I do have an approach that will work inspired by that Figma post I linked to above (essentially use arbitrary precision real numbers to specify ordering of players and have lowest ordered player be king). The other common approach is rather than modeling the explicit state, just model the operations themselves as a journal of actions. OT is trivial since I am always just appending actions to a RecordList. The app logic in the client “plays” the journal and can apply semantic corrections as necessary since it has the full history. That approach is actually similar to the approach I used in modeling a chess game in the GitHub link above. It does seem like cheating a bit. It also has the consequence that the state can grow without bound.
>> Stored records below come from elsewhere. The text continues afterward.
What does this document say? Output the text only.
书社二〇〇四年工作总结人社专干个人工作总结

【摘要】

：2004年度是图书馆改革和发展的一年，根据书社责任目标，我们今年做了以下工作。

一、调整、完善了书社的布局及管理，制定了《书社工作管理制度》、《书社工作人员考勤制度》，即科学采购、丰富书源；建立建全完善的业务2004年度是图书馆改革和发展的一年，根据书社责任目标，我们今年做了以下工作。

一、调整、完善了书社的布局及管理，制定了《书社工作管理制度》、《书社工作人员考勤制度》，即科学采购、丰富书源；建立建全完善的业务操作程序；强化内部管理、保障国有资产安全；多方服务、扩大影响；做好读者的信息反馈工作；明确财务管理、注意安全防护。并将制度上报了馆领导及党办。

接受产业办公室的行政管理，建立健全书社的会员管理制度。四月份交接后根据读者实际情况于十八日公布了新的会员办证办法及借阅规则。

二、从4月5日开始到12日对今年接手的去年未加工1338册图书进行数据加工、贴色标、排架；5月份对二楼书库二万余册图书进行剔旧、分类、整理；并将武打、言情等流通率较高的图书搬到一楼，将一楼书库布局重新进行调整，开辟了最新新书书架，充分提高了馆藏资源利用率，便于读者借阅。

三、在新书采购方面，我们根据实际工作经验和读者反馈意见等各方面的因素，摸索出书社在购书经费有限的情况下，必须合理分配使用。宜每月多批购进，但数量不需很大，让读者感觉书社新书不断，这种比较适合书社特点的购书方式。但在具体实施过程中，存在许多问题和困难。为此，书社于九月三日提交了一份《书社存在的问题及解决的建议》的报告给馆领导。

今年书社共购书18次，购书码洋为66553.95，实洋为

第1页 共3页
If I was actually building a web app with a service back end, I clearly would just define a set of actions exposed by the service and the service would serialize them and guarantee the semantics are maintained as the actions are applied. If I was trying to implement this using OT, I would define the operations and the transformations on them at a higher level of semantics than arrays and dictionaries. The key point is I have a place to write custom code to enforce custom semantics. The other key point is that trying to understand whether OT will break your application semantics is quite difficult — even for a very trivial example like this.

If my Microsoft Office experience is any guide, the reality is that most useful Live Apps will actually be links to information that is stored and accessible elsewhere (like the Salesforce record Live App example they provide in their set of sample apps) rather than complex objects with complex embedded state. Trying to actually create a universal canvas by building on these kinds of isolated extensible objects ends up running into lots of deep challenges beyond real-time editing. But that’s a topic for a different post.

[Edit and clarification: A conversation with Quip engineering clarified that they are NOT using OT for the resolution and merge of conflicting edits, but that the mechanism they are using has similar constraints — as it inherently must since the APIs have no way for a Live App developer to provide additional semantic information about interdependencies between different parts of the state tree that could influence the merge process.]